Avvisaglie di un disastro

Ieri mattina, mentre la polizia perquisiva e arrestava preventivamente, in vista del G8 a L’Aquila, 21 studenti e compagni in tutta Italia, di cui 12 nella sola Torino, su alcuni giornali faceva capolino una piccola notizia, quasi insignificante: era stato svelato il «mistero della terza molotov.»  Facciamo un passo indietro. Nei giorni scorsi, due bottiglie incendiarie sono state scagliate da ignoti contro un rudere nel quartiere Barriera di Milano, perché era abitato da alcuni giovani poveri, italiani, due dei quali stavano per rimanere arrostiti dalle fiamme. Niente di strano, in un quartiere in cui ignoti bruciarono un campo rom in via Vistrorio, alla fine del 2007. E in cui onesti cittadini organizzati in ronde sprangarono presunti tossici alla fermata del tram.

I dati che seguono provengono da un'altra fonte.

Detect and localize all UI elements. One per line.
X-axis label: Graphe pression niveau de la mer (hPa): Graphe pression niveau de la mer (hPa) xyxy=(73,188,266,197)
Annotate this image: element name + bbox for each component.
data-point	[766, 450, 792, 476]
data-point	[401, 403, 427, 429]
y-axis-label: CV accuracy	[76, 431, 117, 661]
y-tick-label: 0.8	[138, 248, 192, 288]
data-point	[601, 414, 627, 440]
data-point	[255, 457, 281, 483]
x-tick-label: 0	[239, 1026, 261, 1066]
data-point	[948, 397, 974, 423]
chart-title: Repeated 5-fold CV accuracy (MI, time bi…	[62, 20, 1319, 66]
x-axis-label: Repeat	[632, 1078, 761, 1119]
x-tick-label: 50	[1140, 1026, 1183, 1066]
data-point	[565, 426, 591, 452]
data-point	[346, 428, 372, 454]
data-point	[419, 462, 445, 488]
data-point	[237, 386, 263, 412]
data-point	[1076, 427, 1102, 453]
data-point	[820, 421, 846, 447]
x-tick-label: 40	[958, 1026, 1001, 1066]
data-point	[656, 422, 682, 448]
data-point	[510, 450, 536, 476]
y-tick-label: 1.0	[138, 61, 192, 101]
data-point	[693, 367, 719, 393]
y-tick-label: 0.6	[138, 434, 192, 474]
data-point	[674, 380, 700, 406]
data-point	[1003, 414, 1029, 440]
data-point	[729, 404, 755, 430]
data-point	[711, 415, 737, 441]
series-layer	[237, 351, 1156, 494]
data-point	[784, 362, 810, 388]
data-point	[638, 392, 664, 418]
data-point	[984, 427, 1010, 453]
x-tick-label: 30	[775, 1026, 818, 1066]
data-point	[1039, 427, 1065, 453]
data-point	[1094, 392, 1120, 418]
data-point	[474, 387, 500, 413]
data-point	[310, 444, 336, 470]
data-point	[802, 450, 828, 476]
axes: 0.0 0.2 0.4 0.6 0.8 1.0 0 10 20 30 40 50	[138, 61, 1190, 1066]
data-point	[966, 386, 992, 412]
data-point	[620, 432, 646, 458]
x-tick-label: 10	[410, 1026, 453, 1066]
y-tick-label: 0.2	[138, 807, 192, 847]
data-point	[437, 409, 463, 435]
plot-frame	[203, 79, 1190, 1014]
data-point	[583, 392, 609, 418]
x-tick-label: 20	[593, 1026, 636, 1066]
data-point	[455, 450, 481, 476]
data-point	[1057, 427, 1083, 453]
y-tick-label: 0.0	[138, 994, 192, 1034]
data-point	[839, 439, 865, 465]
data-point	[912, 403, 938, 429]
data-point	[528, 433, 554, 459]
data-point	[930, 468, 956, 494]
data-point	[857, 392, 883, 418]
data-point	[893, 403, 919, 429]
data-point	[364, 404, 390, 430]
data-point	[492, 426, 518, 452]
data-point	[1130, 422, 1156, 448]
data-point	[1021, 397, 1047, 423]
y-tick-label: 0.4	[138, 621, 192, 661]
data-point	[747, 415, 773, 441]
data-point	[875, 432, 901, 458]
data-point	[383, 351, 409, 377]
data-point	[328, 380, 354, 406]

La terza molotov, la stessa notte, era stata lasciata su un marciapiede del parco del Valentino, proprio sotto la stalla della polizia. Per qualche giorno c’era il dubbio che quella bottiglia fosse in qualche modo diversa dalle altre, che provenisse dall’altro lato della barricata. Niente di tutto questo. Riconosciuto dalle immagini delle telecamere, l’autore ha confessato. Non importa chi sia, ma le motivazioni che lo hanno spinto a farlo: era infastidito dal rumore di una festa, e voleva semplicemente farla smettere. Salvo poi ripensarci al passaggio di una macchina della polizia, e appoggiare inavvertitamente la bottiglia proprio sotto le telecamere della questura.

Gesti isolati, si dirà. Come la candeggina tirata su una donna di Capo Verde e i suoi due bambini, per sbiancargli la pelle e farli smettere di ridere troppo forte, in un condominio di Barriera di Milano, ancora lei. Come il petardone esploso nell’edificio che dovrà ospitare una moschea in via Urbino nel quartiere Valdocco. Come l’auto e il furgone saltati in aria in corso Principe Oddone, perché appartenevano a due marocchini. Come l’aggressione a un fisioterapista in una discoteca, pestato semplicemente perché nero. Gesti isolati? Può darsi. Ma solo a metterli in fila delineano un panorama terrificante. E spesso, le azioni individuali o di piccoli gruppi sono in grado di esprimere il clima generale meglio di qualsiasi statistica sull’intolleranza dilagante. Sono opera di pazzi squinternati? Troppo facile. E i pazzi, si sa, sono spesso preveggenti, o solo senza tabù residui di un tempo in cui la vita umana valeva qualcosa. Sono le avanguardie di un disastro che incombe, i fulmini di una tempesta che si staglia oramai ben al di qua dell’orizzonte, in rapido avvicinamento.

Queste molotov, oltre a indicare un progresso tecnico nell’offensiva, dimostrano anche che il razzismo è già obsoleto. Perché gli obiettivi possono benissimo essere italiani, senza casa e senza lavoro, o semplicemente fracassoni. Di fronte alla caserma di via Asti, una ricca signora di Borgo Po ha dichiarato: «Non sono razzista. Non ce l’ho coi profughi africani. Ce l’avrei anche se ci vivessero dei giovani italiani nullatenenti e nullafacenti.» Esattamente. Il prossimo governo colmerà questa lacuna del pacchetto sicurezza. E la polizia non chiederà più il permesso di soggiorno, ma direttamente e democraticamente il contratto di lavoro. Nessuno scampo per i nullatenti e nullafacenti. Prepariamoci ai campi di lavoro per i disoccupati, senza distinzione di razza, di sesso, o di religione.

Il progetto più ambizioso degli apprendisti stregoni della sicurezza non è quello di eliminare la guerra di classe, di congelarla, quanto piuttosto quello di rovesciarla, e farla scatenare. Ogni tentativo rivoluzionario dovrà necessariamente fare i conti e sporcarsi le mani e la coscienza con questa condizione di guerra civile. Piovono moltov, quindi. E ne pioveranno. Sarà un diluvio di fuoco. Da che parte cadranno? E contro chi? Dipende da quale parte soffierà più forte il vento.